Tuan V. Vu, A.A. Lavrentyev, B.V. Gabrelian, V.A. Ocheretova, O.V. Parasyuk, O.Y. Khyzhun

Source title: 
Materials Chemistry and Physics, 208: 268-280, 2018 (ISI)
Academic year of acceptance: 
2018-2019
Abstract: 

We report on a complex study of the electronic structure of the Ag2PbGeS4 compound using both experimental and theoretical methods. Particularly, we use X-ray photoelectron spectroscopy (XPS) to measure the binding energies (BEs) of core electrons for pristine and Ar+-ion bombarded surfaces of Ag2PbGeS4 single crystal and to evaluate the shape of the valence band in the titled compound. Our XPS data reveal that Ar+-ion bombardment does not cause significant changes in the BE values of main features of the XPS core-level and valence-band spectra, however it induces some nonstoichiometry of the Ag2PbGeS4 single crystal surface as a result of preferential etching of Ag atoms in such case. First-principles band-structure calculations based on density functional theory (DFT) within the augmented plane wave + local orbitals (APW+lo) method as implemented in the WIEN2k package have been performed in the present work to gain peculiarities of total density of states and partial densities of states in the Ag2PbGeS4 compound.

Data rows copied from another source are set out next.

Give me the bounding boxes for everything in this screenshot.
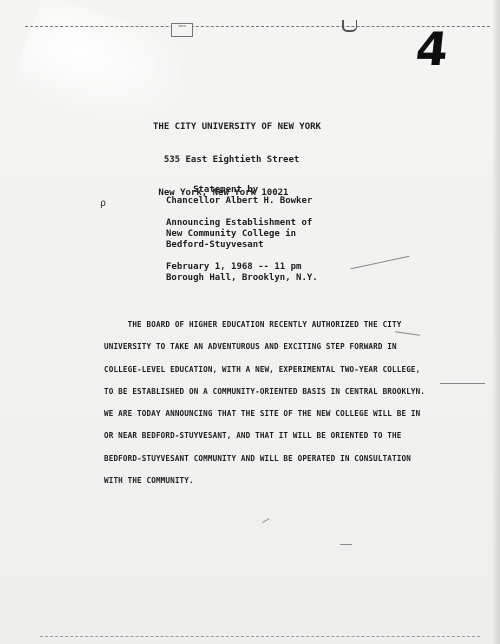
- subject-line: Bedford-Stuyvesant: [166, 240, 318, 251]
- paper-clip-mark: [342, 20, 357, 32]
- statement-author: Chancellor Albert H. Bowker: [166, 196, 318, 207]
- body-line: WITH THE COMMUNITY.: [104, 476, 494, 498]
- body-line: BEDFORD-STUYVESANT COMMUNITY AND WILL BE…: [104, 454, 494, 476]
- statement-heading: Statement by: [166, 185, 318, 196]
- pencil-scratch: [351, 256, 410, 269]
- body-line: WE ARE TODAY ANNOUNCING THAT THE SITE OF…: [104, 409, 494, 431]
- statement-body: THE BOARD OF HIGHER EDUCATION RECENTLY A…: [104, 320, 494, 498]
- body-line: TO BE ESTABLISHED ON A COMMUNITY-ORIENTE…: [104, 387, 494, 409]
- statement-info: Statement by Chancellor Albert H. Bowker…: [166, 185, 318, 284]
- bottom-fold-line: [40, 636, 480, 638]
- body-line: OR NEAR BEDFORD-STUYVESANT, AND THAT IT …: [104, 431, 494, 453]
- page-edge-shadow: [492, 0, 500, 644]
- pencil-scratch: [262, 518, 269, 523]
- body-line: UNIVERSITY TO TAKE AN ADVENTUROUS AND EX…: [104, 342, 494, 364]
- body-line: COLLEGE-LEVEL EDUCATION, WITH A NEW, EXP…: [104, 365, 494, 387]
- subject-line: Announcing Establishment of: [166, 218, 318, 229]
- margin-pen-mark: ρ: [100, 198, 106, 209]
- street-address: 535 East Eightieth Street: [153, 155, 321, 166]
- statement-location: Borough Hall, Brooklyn, N.Y.: [166, 273, 318, 284]
- handwritten-page-number: 4: [413, 22, 451, 76]
- institution-name: THE CITY UNIVERSITY OF NEW YORK: [153, 122, 321, 133]
- body-line: THE BOARD OF HIGHER EDUCATION RECENTLY A…: [104, 320, 494, 342]
- subject-line: New Community College in: [166, 229, 318, 240]
- statement-date: February 1, 1968 -- 11 pm: [166, 262, 318, 273]
- document-page: ARCH 4 THE CITY UNIVERSITY OF NEW YORK 5…: [0, 0, 500, 644]
- archive-stamp: ARCH: [171, 23, 193, 37]
- pencil-scratch: [340, 544, 352, 545]
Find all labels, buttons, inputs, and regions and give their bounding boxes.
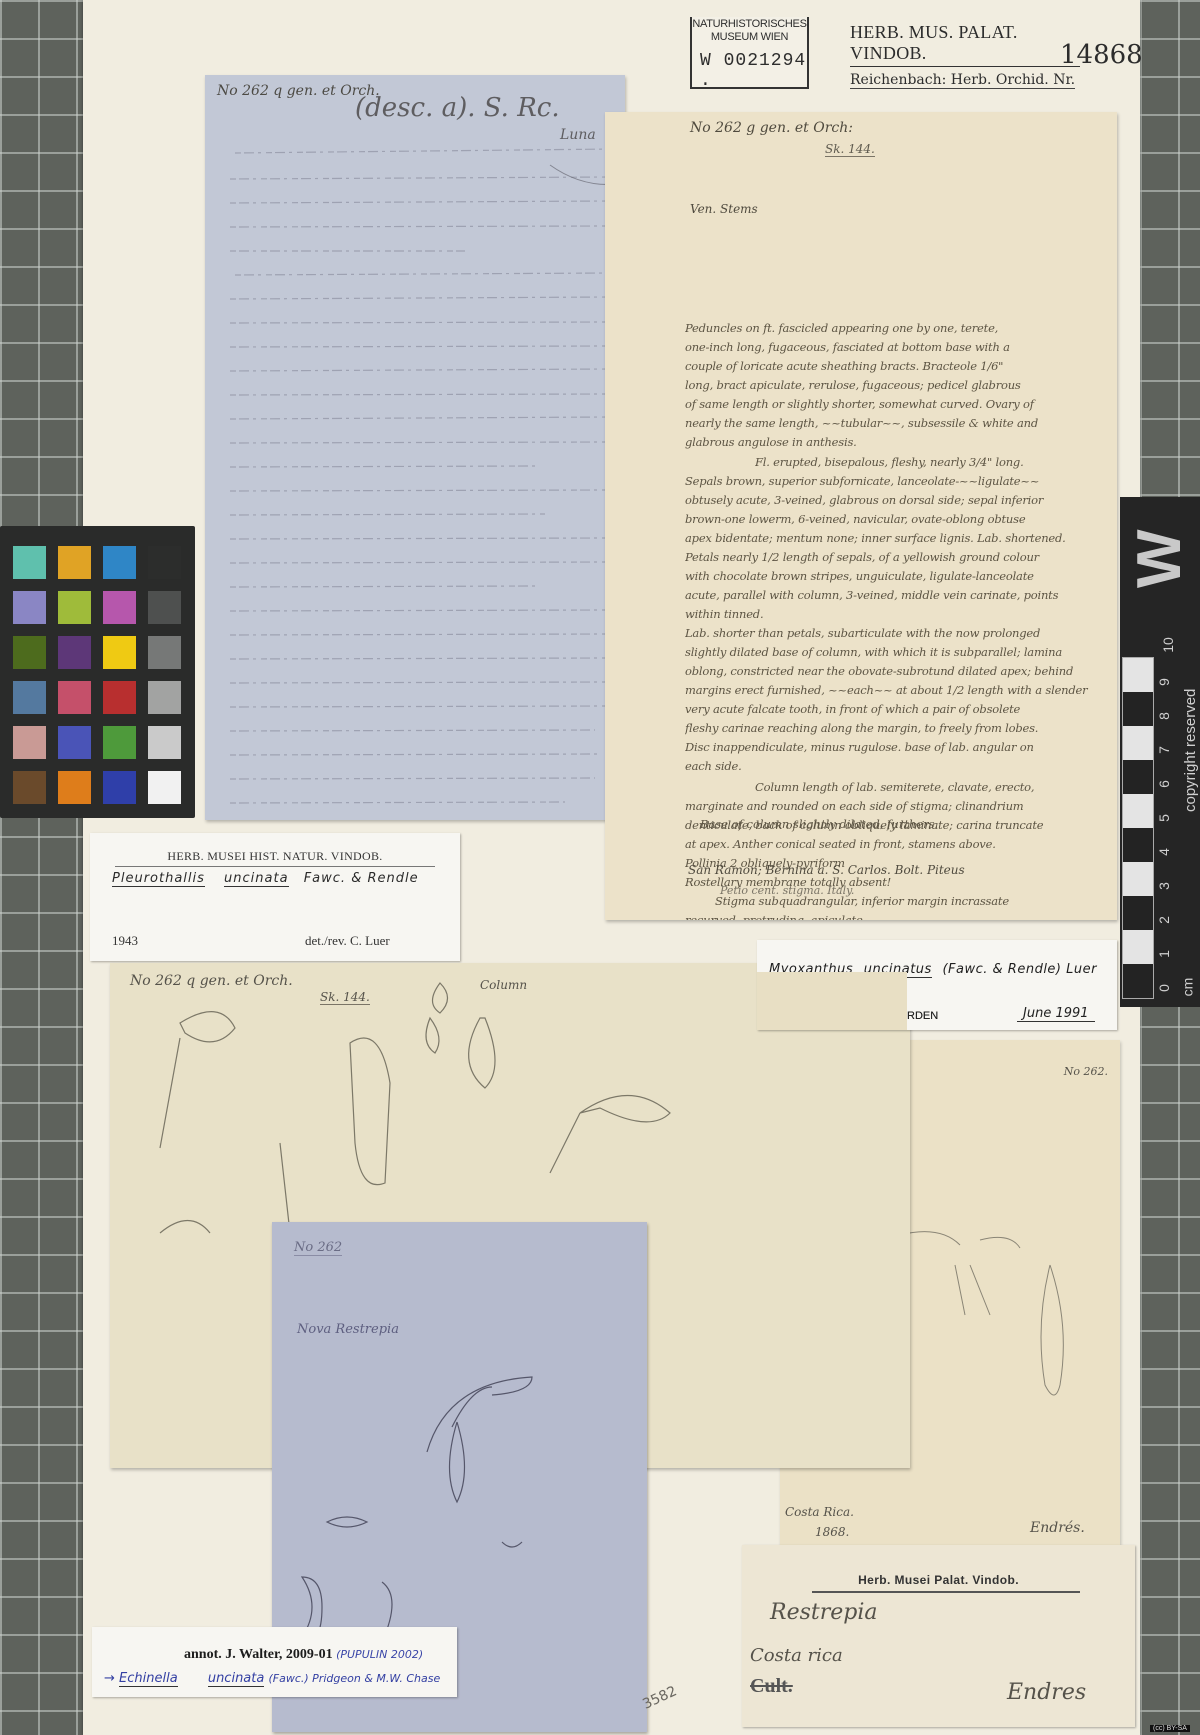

The present APW+lo calculations manifest that the Pb 6s and Ag 4d states are the main contributors to the bottom and the central portion of the valence band, respectively, and the upper portion of the band is dominated by contributions of the S 3p states, while the bottom of the conduction band of Ag2PbGeS4 is determined by contributions of mainly the unoccupied Pb 5p states. The DFT calculations reveal that the valence-band maximum and conduction-band minimum are positioned at the T and X point, respectively, indicating that the Ag2PbGeS4 compound is an indirect-gap material. The main optical characteristics of Ag2PbGeS4 have been elucidated based on the first-principles DFT calculations.